MetaMask splits its marketing budget roughly evenly across three categories, around one-third each for paid social and display advertising (X, Reddit, Telegram, HypeLab, CoinGecko, CoinMarketCap, Etherscan), media partnerships (Bankless, Crypto Banter, podcasts, newsletters, research institutes), and KOL/influencer relationships. This balanced approach ensures reach across different audience segments and geographies.
MetaMask targets approximately $70 per transacting user as a key acquisition benchmark. This metric focuses on users who actually complete on-chain transactions rather than just downloads or wallet creates, ensuring marketing spend converts to genuine product engagement.
MetaMask uses KOLs strategically in markets where paid crypto advertising faces restrictions or outright bans, such as China. Influencer partnerships provide market access that traditional paid channels cannot deliver, making KOLs a necessary component of global reach rather than just an awareness play.
While display ads provide measurable, always-on acquisition, MetaMask uses media partnerships with outlets like Bankless and Crypto Banter for deeper audience engagement and credibility building.

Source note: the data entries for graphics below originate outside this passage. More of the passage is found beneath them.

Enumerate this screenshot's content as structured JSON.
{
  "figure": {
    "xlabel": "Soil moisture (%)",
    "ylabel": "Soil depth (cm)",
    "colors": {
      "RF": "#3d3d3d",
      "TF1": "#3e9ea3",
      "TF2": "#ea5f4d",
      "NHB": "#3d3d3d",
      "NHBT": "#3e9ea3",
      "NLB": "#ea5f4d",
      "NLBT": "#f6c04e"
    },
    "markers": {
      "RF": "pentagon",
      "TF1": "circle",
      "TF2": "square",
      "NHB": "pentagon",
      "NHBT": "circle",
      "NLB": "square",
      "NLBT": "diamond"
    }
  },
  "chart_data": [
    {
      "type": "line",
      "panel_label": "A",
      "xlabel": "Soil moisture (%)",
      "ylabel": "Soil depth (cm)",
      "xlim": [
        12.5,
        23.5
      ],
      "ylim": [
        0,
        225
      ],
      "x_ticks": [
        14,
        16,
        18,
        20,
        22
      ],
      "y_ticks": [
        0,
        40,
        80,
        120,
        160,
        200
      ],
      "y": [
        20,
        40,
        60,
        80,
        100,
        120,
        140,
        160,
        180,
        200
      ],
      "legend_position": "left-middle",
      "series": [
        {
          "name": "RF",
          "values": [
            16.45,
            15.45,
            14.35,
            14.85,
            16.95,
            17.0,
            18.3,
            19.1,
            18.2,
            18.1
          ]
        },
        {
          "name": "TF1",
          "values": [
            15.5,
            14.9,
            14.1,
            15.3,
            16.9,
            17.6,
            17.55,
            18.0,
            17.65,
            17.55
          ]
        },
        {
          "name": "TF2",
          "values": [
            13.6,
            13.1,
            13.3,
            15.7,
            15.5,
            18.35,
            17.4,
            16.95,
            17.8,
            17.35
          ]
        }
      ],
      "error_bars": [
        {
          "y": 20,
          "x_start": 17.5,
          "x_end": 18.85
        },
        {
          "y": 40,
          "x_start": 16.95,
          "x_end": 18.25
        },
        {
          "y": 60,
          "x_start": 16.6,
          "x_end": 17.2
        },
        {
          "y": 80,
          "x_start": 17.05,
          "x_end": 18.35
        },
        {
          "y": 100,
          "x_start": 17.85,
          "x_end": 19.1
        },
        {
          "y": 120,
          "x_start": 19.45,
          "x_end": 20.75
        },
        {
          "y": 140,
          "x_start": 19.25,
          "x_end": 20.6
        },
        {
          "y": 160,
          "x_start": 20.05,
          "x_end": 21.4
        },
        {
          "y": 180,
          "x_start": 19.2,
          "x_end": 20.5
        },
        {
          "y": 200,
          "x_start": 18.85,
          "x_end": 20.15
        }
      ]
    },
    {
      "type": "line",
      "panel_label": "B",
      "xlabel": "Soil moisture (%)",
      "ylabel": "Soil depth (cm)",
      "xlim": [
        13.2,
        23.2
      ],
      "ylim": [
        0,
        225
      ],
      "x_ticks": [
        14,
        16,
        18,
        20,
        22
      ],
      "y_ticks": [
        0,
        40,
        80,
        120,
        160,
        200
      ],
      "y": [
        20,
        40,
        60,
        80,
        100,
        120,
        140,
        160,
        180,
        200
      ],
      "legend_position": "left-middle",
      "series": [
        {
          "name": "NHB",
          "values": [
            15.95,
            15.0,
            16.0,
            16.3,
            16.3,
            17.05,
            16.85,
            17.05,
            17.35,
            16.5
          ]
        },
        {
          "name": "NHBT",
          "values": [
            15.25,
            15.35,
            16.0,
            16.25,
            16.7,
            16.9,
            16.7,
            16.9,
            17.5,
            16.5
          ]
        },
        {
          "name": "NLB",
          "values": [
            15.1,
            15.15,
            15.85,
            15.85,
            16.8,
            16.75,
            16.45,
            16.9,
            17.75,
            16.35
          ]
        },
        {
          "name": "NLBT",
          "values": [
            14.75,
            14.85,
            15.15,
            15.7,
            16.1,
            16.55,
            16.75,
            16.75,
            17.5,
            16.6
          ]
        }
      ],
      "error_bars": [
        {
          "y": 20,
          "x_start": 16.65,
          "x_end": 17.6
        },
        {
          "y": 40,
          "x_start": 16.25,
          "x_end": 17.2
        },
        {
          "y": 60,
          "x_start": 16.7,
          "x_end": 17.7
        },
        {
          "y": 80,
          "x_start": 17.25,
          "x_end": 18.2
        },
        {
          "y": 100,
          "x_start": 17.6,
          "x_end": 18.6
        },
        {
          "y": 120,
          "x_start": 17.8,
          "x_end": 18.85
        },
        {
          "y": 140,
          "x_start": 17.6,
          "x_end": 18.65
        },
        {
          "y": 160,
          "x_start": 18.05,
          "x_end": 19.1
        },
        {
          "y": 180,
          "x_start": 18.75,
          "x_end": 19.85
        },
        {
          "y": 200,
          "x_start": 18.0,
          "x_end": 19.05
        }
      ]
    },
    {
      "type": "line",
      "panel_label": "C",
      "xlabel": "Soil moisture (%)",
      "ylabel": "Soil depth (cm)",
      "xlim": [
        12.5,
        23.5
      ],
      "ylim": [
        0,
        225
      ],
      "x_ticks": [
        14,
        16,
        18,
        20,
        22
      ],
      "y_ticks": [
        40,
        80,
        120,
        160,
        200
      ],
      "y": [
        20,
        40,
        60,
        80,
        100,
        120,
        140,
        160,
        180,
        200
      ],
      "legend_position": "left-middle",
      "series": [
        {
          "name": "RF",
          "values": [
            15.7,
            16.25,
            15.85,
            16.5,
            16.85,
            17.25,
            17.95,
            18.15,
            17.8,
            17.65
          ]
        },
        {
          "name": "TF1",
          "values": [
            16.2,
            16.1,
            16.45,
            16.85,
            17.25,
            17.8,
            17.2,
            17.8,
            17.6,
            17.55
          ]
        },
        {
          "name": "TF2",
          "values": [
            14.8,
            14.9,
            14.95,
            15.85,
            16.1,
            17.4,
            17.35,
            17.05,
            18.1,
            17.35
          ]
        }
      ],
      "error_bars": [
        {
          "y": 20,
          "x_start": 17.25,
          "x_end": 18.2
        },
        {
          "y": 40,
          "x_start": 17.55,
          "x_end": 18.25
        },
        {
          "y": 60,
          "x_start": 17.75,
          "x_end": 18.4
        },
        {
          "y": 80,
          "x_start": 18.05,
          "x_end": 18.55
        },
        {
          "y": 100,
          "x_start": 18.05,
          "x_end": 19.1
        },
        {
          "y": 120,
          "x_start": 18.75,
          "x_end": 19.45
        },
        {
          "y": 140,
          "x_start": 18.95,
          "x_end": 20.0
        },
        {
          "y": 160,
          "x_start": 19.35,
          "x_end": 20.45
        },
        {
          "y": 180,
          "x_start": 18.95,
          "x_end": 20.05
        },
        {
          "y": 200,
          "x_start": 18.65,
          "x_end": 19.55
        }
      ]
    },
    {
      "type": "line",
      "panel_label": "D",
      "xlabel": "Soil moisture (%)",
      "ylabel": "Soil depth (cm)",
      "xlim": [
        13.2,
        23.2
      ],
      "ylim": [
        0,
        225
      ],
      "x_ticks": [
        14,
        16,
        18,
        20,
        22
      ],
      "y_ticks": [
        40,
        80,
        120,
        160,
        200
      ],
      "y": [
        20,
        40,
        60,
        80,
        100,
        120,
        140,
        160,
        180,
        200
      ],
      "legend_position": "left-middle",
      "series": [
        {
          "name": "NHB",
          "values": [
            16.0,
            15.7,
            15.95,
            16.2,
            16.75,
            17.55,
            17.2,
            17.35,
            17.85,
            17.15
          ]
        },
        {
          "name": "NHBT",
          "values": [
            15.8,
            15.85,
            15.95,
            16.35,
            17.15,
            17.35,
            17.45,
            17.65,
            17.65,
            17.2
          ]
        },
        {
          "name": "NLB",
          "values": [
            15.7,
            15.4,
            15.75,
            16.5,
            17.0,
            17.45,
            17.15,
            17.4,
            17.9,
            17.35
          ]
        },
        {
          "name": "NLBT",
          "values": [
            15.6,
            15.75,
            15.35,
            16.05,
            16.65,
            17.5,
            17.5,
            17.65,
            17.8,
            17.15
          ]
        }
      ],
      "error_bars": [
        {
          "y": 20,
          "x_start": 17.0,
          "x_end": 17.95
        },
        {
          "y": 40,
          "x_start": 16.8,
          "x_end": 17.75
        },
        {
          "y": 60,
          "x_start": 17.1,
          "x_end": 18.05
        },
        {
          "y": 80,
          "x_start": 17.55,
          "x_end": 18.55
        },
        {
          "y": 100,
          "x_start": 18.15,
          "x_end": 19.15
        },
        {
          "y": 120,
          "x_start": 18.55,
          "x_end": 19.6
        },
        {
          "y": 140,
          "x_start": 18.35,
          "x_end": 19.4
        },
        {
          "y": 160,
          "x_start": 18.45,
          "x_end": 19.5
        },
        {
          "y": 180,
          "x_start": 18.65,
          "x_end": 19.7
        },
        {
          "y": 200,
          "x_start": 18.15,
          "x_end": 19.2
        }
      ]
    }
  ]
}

These partnerships include sponsored content, podcast integrations, and newsletter placements that reach highly engaged crypto audiences in editorial contexts.
MetaMask has found Etherscan buy button placements particularly effective for high-intent conversions. Users viewing transaction details or contract interactions on Etherscan are already in wallet-related mindset, making these placements highly relevant for driving MetaMask swaps and onramps.